They grow in moist grassy areas in the wild and have linear leathery (perhaps iris-like) leaves. Their flowers are produced in panicles on stalks of white or blue flowers which then develop light brown seed heads. All species grow to no more than 2-3ft in height and, L. formosa particularly, is capable of spreading and self-seeding to colonise large hot dry banks. At Ventnor Botanic Garden there is a particularly fine display.
Libertia grow best in moist but well drained soil in full sun. Division of established clumps in spring is the easiest way or propagating these vigorous plants.
L. caulescens has panicles of gorgeous blue flowers in clusters or umbels in spring. 24”x12”. Chile.
L. formosa is also Chilean. It grows quite a bit taller and has a profusion of white or pale yellow flowers in dense panicles in spring and on into summer. 36”x24”.

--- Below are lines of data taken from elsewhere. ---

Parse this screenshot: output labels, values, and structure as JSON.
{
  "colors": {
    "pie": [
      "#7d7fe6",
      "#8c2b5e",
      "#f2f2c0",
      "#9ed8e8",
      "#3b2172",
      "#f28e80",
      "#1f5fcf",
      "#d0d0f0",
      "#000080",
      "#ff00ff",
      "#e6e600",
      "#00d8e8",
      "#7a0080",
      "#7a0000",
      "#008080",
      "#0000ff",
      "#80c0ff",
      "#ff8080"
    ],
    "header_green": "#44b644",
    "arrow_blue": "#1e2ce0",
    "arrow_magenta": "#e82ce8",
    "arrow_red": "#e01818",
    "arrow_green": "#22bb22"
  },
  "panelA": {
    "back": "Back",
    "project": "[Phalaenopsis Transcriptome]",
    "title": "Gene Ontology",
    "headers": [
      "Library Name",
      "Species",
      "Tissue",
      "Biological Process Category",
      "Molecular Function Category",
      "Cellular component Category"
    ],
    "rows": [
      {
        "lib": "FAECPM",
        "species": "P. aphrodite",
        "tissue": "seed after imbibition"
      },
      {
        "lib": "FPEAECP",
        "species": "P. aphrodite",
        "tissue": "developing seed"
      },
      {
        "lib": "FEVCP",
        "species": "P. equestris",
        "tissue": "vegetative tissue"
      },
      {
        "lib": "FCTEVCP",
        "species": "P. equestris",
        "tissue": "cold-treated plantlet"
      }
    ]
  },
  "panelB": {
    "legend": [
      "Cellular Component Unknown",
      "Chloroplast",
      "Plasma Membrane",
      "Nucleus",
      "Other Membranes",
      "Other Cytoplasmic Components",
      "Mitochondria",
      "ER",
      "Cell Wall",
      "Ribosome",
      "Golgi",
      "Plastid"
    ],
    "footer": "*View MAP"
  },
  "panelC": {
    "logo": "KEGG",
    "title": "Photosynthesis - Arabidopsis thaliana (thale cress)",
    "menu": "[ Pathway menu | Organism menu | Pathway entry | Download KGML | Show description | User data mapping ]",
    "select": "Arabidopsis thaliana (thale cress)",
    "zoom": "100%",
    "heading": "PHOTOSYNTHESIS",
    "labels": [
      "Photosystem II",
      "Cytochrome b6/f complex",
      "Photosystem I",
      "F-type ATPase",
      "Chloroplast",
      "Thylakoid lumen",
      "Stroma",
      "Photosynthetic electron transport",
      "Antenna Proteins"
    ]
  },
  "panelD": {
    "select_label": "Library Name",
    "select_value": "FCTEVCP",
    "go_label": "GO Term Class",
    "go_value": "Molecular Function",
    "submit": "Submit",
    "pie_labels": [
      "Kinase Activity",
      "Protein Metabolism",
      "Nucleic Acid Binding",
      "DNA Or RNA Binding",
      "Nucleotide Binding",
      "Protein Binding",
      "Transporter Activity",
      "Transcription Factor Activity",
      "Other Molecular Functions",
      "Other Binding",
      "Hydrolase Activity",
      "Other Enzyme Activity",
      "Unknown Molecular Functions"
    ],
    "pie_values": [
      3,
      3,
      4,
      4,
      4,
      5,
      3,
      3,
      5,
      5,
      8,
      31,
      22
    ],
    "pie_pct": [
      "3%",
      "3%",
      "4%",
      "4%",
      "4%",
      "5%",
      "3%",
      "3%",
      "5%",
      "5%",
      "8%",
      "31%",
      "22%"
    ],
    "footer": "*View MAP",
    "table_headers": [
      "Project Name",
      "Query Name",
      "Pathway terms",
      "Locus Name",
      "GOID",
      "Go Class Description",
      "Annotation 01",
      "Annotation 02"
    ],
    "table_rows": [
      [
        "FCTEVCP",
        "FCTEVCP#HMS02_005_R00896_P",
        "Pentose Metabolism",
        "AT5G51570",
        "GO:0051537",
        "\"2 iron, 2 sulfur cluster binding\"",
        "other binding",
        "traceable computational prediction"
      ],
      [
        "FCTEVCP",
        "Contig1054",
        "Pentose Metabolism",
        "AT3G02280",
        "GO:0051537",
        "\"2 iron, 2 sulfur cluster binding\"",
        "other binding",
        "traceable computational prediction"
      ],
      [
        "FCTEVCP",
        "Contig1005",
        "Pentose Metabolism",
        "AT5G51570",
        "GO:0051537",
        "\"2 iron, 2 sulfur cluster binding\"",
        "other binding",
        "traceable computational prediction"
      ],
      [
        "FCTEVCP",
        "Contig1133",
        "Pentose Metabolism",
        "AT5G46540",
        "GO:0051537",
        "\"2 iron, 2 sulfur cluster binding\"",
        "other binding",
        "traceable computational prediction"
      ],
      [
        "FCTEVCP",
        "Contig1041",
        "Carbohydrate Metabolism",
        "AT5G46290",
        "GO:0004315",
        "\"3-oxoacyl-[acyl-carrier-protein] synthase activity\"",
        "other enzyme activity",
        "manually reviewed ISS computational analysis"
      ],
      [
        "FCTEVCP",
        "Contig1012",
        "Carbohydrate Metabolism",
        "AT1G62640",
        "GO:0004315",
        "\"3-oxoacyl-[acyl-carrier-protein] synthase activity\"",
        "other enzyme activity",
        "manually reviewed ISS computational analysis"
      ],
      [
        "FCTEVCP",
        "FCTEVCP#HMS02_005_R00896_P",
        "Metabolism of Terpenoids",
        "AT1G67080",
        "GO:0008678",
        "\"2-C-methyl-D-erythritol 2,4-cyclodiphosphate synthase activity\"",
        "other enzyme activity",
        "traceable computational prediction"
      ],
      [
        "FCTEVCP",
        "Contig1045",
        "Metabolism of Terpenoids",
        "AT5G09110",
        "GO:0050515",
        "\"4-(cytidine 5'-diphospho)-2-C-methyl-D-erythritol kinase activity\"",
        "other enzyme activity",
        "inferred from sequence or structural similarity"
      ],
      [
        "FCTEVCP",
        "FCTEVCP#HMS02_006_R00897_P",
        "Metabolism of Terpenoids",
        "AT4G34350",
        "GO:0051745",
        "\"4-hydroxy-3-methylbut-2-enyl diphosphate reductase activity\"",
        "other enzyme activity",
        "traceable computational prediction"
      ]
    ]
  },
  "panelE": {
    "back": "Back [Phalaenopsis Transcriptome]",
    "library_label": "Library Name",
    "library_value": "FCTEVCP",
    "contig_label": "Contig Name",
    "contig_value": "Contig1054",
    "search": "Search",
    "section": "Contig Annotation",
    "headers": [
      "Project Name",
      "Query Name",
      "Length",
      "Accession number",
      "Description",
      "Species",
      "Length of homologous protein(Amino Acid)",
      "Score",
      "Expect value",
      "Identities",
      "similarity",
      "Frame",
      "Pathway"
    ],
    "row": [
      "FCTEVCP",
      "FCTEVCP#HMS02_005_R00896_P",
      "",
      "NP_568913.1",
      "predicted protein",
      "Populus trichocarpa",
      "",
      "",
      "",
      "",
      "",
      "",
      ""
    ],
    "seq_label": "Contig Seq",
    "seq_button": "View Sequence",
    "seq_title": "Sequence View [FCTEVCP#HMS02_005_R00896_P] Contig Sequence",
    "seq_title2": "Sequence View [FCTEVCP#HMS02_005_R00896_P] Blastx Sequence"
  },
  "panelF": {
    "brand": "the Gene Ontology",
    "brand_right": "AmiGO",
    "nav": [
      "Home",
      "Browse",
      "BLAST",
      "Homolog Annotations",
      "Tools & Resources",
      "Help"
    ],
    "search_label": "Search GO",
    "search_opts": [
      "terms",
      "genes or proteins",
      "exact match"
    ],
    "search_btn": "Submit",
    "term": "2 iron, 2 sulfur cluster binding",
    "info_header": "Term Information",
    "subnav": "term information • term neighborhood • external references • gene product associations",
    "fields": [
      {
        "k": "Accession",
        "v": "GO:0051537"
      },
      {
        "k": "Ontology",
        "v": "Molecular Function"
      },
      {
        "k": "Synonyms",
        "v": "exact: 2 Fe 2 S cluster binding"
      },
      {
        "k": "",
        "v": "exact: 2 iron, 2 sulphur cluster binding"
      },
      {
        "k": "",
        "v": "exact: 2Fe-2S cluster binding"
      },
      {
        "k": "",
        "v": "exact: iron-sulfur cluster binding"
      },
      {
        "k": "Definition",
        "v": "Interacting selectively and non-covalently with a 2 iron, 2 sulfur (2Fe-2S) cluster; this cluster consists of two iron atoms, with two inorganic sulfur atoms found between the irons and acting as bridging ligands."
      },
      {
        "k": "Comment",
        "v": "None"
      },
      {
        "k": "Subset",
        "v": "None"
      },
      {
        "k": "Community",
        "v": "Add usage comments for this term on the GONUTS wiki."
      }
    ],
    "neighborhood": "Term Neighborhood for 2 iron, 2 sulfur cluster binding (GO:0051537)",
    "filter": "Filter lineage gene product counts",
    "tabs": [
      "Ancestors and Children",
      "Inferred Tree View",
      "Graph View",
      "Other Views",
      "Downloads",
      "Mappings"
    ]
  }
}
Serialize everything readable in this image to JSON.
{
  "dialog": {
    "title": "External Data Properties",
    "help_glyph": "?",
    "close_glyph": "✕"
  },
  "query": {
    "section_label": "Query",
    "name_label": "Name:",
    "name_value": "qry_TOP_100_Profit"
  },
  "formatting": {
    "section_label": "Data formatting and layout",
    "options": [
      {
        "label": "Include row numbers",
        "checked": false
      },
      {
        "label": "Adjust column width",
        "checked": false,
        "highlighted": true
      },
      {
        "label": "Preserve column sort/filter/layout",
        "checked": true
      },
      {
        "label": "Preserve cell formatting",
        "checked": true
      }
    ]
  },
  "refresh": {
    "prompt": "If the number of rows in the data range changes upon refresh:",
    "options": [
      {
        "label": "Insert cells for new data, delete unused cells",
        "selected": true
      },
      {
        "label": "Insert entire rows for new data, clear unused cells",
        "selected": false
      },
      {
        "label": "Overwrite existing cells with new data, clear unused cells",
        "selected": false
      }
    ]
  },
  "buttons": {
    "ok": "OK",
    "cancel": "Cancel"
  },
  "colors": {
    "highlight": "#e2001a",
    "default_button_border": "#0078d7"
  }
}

L. grandiflora is from New Zealand and is also a taller growing species with long panicles of white flowers in clusters of three or six. 36”x24”. Flowers in late spring and on into summer.
L. ixioides, another from New Zealand, has white flowers in umbel-like clusters. Its leaves may turn orange-brown in winter. 24”x24”.
L. ‘Taupo Sunset’ has most attractive leaves which are striped green, yellow and orange. This is a smaller growing variety with narrow pointed leaves.
L. ‘Goldfinder’ is a compact growing plant with grass-like golden foliage with a bright central yellow stripe and pure white ‘starry’ flowers.